The outlook for the two industries at the eye of the storm appears grim; food and beverage services, and construction are responsible for the highest rate of payment defaults to the ATO, at 1.95 per cent and 1.29 per cent respectively.
The tax office’s steady increase in its debt collection activities since the end of the worst of the pandemic has been one of the main factors behind the surge in business insolvencies to record high levels.
According to the Business Risk Index, court actions to recover debts are now well above pre Covid-19 levels, as large creditors such as the banks and the ATO resume collection activities. Court actions were up 13.7 per cent from July 2023 to July 2024.
While the figures point to more pain for the country’s cash-strapped business owners,
CreditorWatch chief economist Ivan Colhoun said the July tax cuts were beginning to filter through to improved consumer spending and confidence, and much would now depend on the response of the Reserve Bank.
“Latest RBA communications reinforce the message that further progress lowering inflation will be required before Australian interest rates can be reduced,” he said.
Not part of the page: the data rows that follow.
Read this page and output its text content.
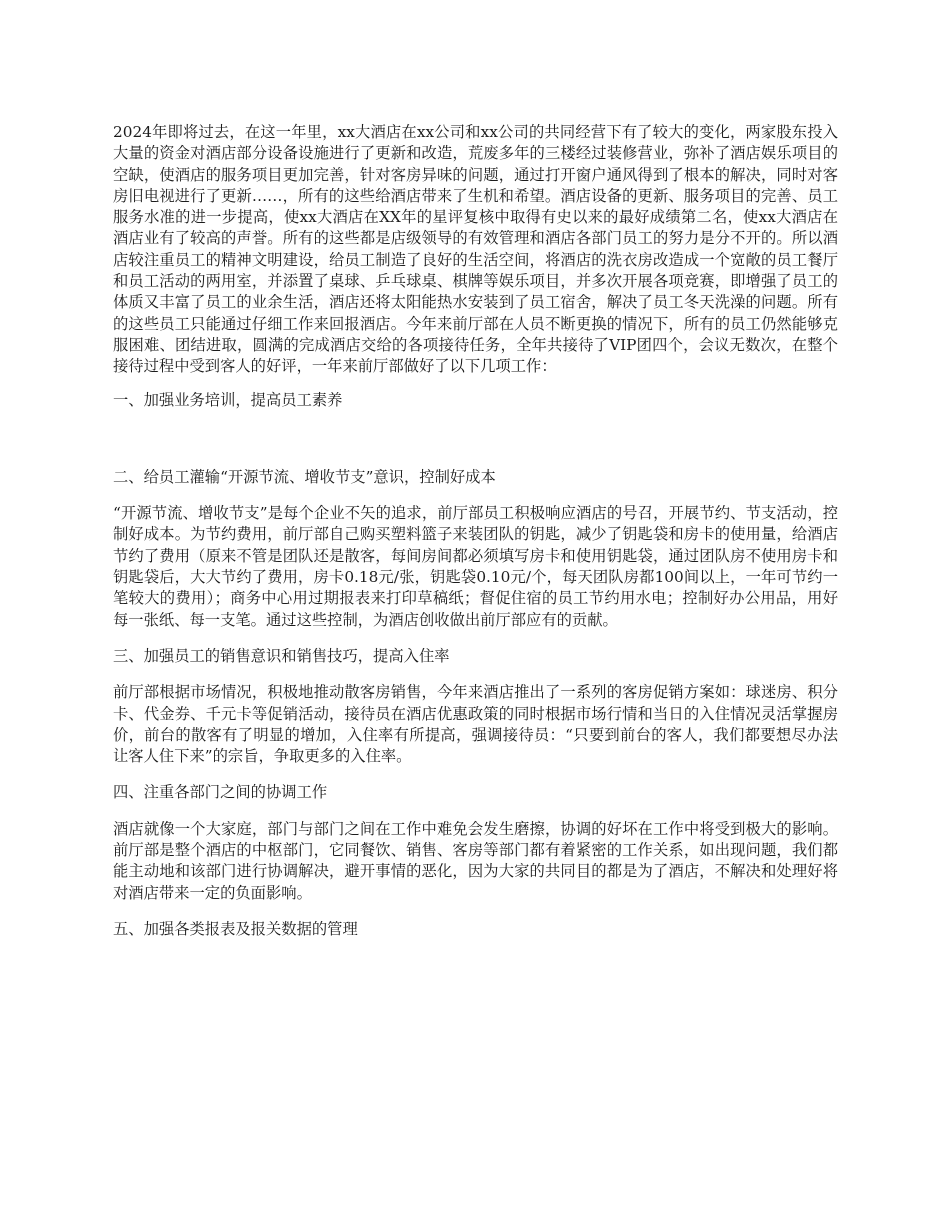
2024年即将过去，在这一年里，xx大酒店在xx公司和xx公司的共同经营下有了较大的变化，两家股东投入大量的资金对酒店部分设备设施进行了更新和改造，荒废多年的三楼经过装修营业，弥补了酒店娱乐项目的空缺，使酒店的服务项目更加完善，针对客房异味的问题，通过打开窗户通风得到了根本的解决，同时对客房旧电视进行了更新……，所有的这些给酒店带来了生机和希望。酒店设备的更新、服务项目的完善、员工服务水准的进一步提高，使xx大酒店在XX年的星评复核中取得有史以来的最好成绩第二名，使xx大酒店在酒店业有了较高的声誉。所有的这些都是店级领导的有效管理和酒店各部门员工的努力是分不开的。所以酒店较注重员工的精神文明建设，给员工制造了良好的生活空间，将酒店的洗衣房改造成一个宽敞的员工餐厅和员工活动的两用室，并添置了桌球、乒乓球桌、棋牌等娱乐项目，并多次开展各项竞赛，即增强了员工的体质又丰富了员工的业余生活，酒店还将太阳能热水安装到了员工宿舍，解决了员工冬天洗澡的问题。所有的这些员工只能通过仔细工作来回报酒店。今年来前厅部在人员不断更换的情况下，所有的员工仍然能够克服困难、团结进取，圆满的完成酒店交给的各项接待任务，全年共接待了VIP团四个，会议无数次，在整个接待过程中受到客人的好评，一年来前厅部做好了以下几项工作：

一、加强业务培训，提高员工素养

二、给员工灌输“开源节流、增收节支”意识，控制好成本

“开源节流、增收节支”是每个企业不矢的追求，前厅部员工积极响应酒店的号召，开展节约、节支活动，控制好成本。为节约费用，前厅部自己购买塑料篮子来装团队的钥匙，减少了钥匙袋和房卡的使用量，给酒店节约了费用（原来不管是团队还是散客，每间房间都必须填写房卡和使用钥匙袋，通过团队房不使用房卡和钥匙袋后，大大节约了费用，房卡0.18元/张，钥匙袋0.10元/个，每天团队房都100间以上，一年可节约一笔较大的费用）；商务中心用过期报表来打印草稿纸；督促住宿的员工节约用水电；控制好办公用品，用好每一张纸、每一支笔。通过这些控制，为酒店创收做出前厅部应有的贡献。

三、加强员工的销售意识和销售技巧，提高入住率

前厅部根据市场情况，积极地推动散客房销售，今年来酒店推出了一系列的客房促销方案如：球迷房、积分卡、代金券、千元卡等促销活动，接待员在酒店优惠政策的同时根据市场行情和当日的入住情况灵活掌握房价，前台的散客有了明显的增加，入住率有所提高，强调接待员：“只要到前台的客人，我们都要想尽办法让客人住下来”的宗旨，争取更多的入住率。

四、注重各部门之间的协调工作

酒店就像一个大家庭，部门与部门之间在工作中难免会发生磨擦，协调的好坏在工作中将受到极大的影响。前厅部是整个酒店的中枢部门，它同餐饮、销售、客房等部门都有着紧密的工作关系，如出现问题，我们都能主动地和该部门进行协调解决，避开事情的恶化，因为大家的共同目的都是为了酒店，不解决和处理好将对酒店带来一定的负面影响。

五、加强各类报表及报关数据的管理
“Those conditions are expected to be in place in early 2025. Recent interest rate reductions by overseas central banks and a significant Chinese economic stimulus package increase the chances of global economic growth experiencing a soft landing, where inflation moderates, unemployment does not rise significantly, and most economies experience slower growth but not recession.”
The failure rate for Australian businesses across the economy is currently sitting at an average of 4.9 per cent, and is expected to increase to 5.2 per cent in the next 12 months, driven by low levels of consumer spending, high inflation and interest rate increases.
On a capital city CBD-by-CBD basis, Sydney had the highest rate of business failures over the past 12 months (5.22 per cent), followed by Brisbane (4.76 per cent), Melbourne (4.64 per cent), Adelaide (4.13 per cent) and Perth (4.04 per cent).